You can check your current application control maturity using the Essential 8 maturity self-assessment, or request a guided demo to see the scanner run against a test tenant.
Frequently asked questions
Is Essential 8 application control the same as antivirus?
No. Antivirus detects code that matches known malicious patterns. Application control prevents execution of any code not on an approved list, regardless of whether it is known to be malicious. A novel threat with no antivirus signature can still be stopped by application control. The ACSC specifies them as separate controls, and passing the Essential Eight requires both.
What tool should I use to implement application control on Windows?
For ML1, either AppLocker or WDAC on Windows 10 or 11 can satisfy the requirements. For ML2 and ML3, the ACSC and Microsoft Learn guidance both point to WDAC as the preferred tool. WDAC provides stronger logging integration with Microsoft Sentinel and Defender for Endpoint, and supports allowlisting by vendor signature at ML3. Most Microsoft 365 environments deploy WDAC policies through Microsoft Intune.
Does application control need to cover servers or just workstations?

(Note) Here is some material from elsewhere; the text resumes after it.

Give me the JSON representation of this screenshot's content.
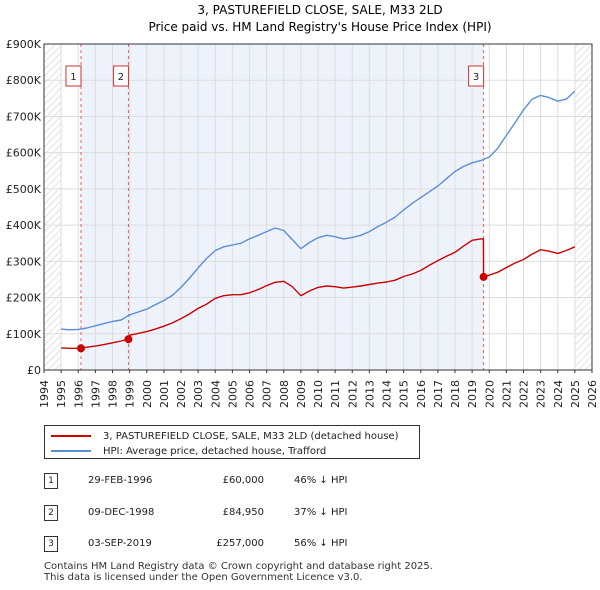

At ML1, application control is required on workstations only. At ML2 and ML3, it must also be implemented on servers. Missing server coverage is one of the most common gaps identified during ML2 assessments of Australian SMBs.
How often does the application control allowlist need to be reviewed?

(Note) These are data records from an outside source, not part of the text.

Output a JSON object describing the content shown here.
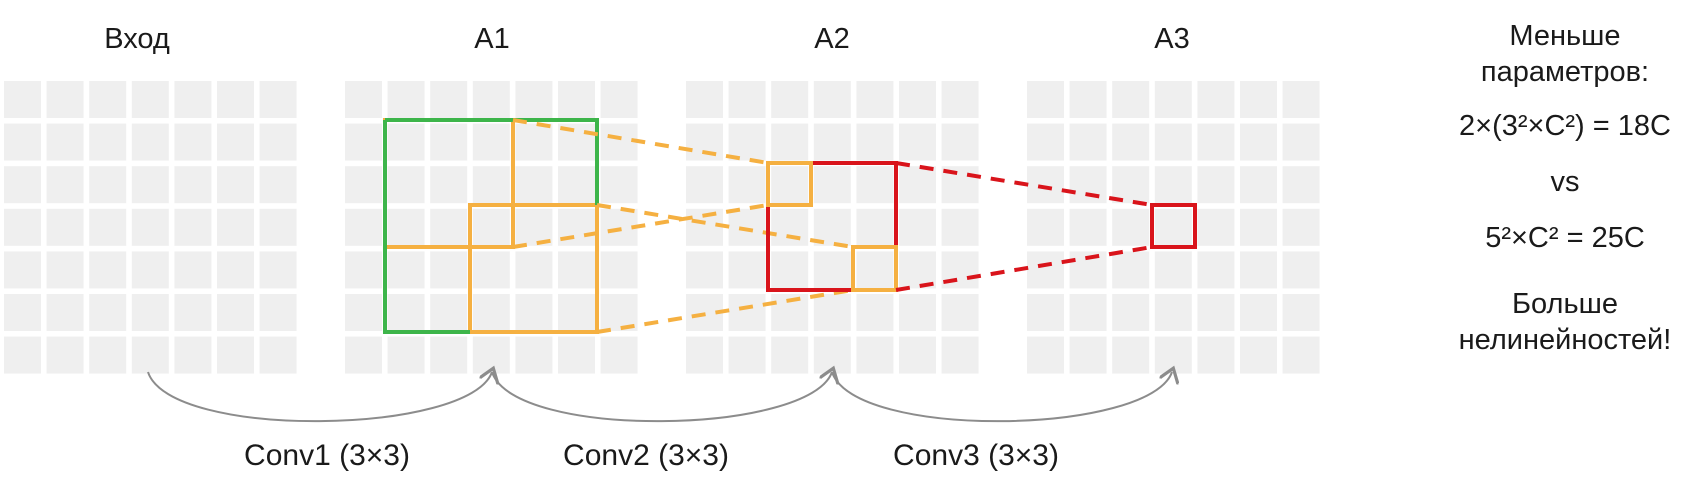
{
  "diagram": {
    "grid_titles": [
      "Вход",
      "A1",
      "A2",
      "A3"
    ],
    "conv_labels": [
      "Conv1 (3×3)",
      "Conv2 (3×3)",
      "Conv3 (3×3)"
    ],
    "grid_size": 7,
    "colors": {
      "cell": "#efefef",
      "green": "#3db54a",
      "orange": "#f5b041",
      "red": "#d9141b",
      "arrow": "#8c8c8c"
    }
  },
  "notes": {
    "params_title_1": "Меньше",
    "params_title_2": "параметров:",
    "formula_stacked": "2×(3²×C²) = 18C",
    "vs": "vs",
    "formula_single": "5²×C² = 25C",
    "benefit_1": "Больше",
    "benefit_2": "нелинейностей!"
  }
}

At ML3, the ACSC requires the allowlist to be validated at least once every 12 months. At ML1 and ML2, there is no formal review cadence requirement for the policy itself, but ML2 requires that application control event logs are reviewed in a timely manner to identify events of interest.
What is the difference between application control at ML1 and ML3?
ML1 blocks execution of specific file types in user-writable locations such as user profiles and temp folders. Code running from system paths is not restricted at ML1. ML3 requires a full organisational allowlist: no code runs unless explicitly approved, regardless of where it executes from. ML3 also requires permitted applications to be digitally signed by the vendor, and the allowlist to be validated at least annually.
Sources: ACSC Essential Eight Maturity Model (cyber.gov.au), ACSC Implementing Application Control (cyber.gov.au), Microsoft Learn Essential Eight Application Control (learn.microsoft.com/en-us/compliance/anz/e8-app-control).